The government of Norway has confirmed its intention to procure Raytheon Missiles & Defense’s StormBreaker® smart weapon from the U.S. Air Force. Preparations are now underway to integrate the network-enabled weapon into the capabilities of the Royal Norwegian Air Force. The GBU-53/B StormBreaker, previously known as the Small Diameter Bomb II, is an American air-launched, precision-guided glide bomb. The StormBreaker smart weapon gives operators an upper hand in combat by hitting stationary and moving targets in some of the worst weather conditions. The network-enabled munition autonomously detects and classifies targets in poor visibility situations caused by darkness, bad weather, smoke or dust.
“StormBreaker delivers a unique combination of power, precision and operational flexibility to the joint and allied fight,” said Paul Ferraro, president of Air Power for Raytheon Missiles & Defense.
“We see StormBreaker as an essential component in achieving the full operational capability of our F-35 fleet,” said Brig. Gen. Sigurd Fongen, head of the F-35 project office, Norwegian Defence Staff. “The weapon will bring significant capability against stationary and moving targets at stand-off ranges, further enhancing the Norwegian Air Force’s ability to maintain national and regional security alongside our allies.”
The GBU-53/B StormBreakeris a fielded munition on the U.S. Air Force’s F-15E Strike Eagle, and the weapon has performed various live drops and weapons evaluations since. The U.S. Navy will declare initial operating capability on the Super Hornet after operational testing concludes. Integration activities are also underway on the F-35 Joint Strike Fighter as well as additional manned and unmanned platforms. The F-35 will not be able to operate the bomb until the aircraft receives the Block 4 software package in 2022. The SDB II bomb rack originally did not fit inside the smaller F-35B weapons bay. A modification will be provided to coincide with the software package. An F-35 can carry 24 total bombs, 8 internally and 16 externally.
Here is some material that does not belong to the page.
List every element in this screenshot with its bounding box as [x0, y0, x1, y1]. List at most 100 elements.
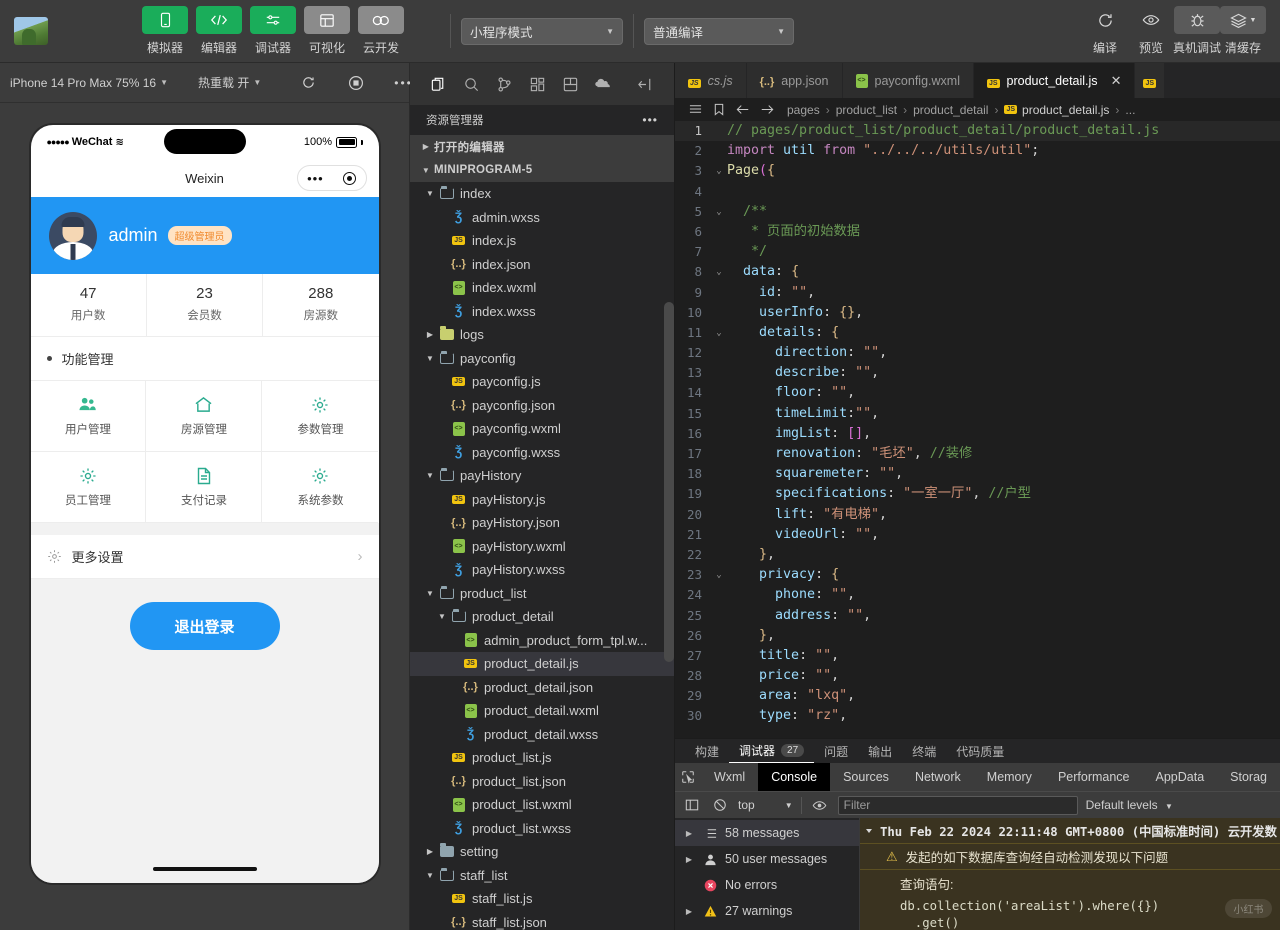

The bomb can use GPS/INS to guide itself into the general vicinity of a moving target during the initial search phase, with course correction updates provided using a Link 16 over UHF data link. The bomb has three modes of target acquisition: millimeter-wave radar, infrared homing using an uncooled imaging seeker, and semi-active laser homing. The weapon is capable of fusing the information from the sensors to classify the target and can prioritize certain types of targets as desired when used in semi-autonomous mode. The shaped charge warhead in the bomb has both blast and fragmentation effects, which makes it effective against infantry, armor (including MBTs), unhardened structures and buildings, as well as patrol craft sized boats and other soft targets.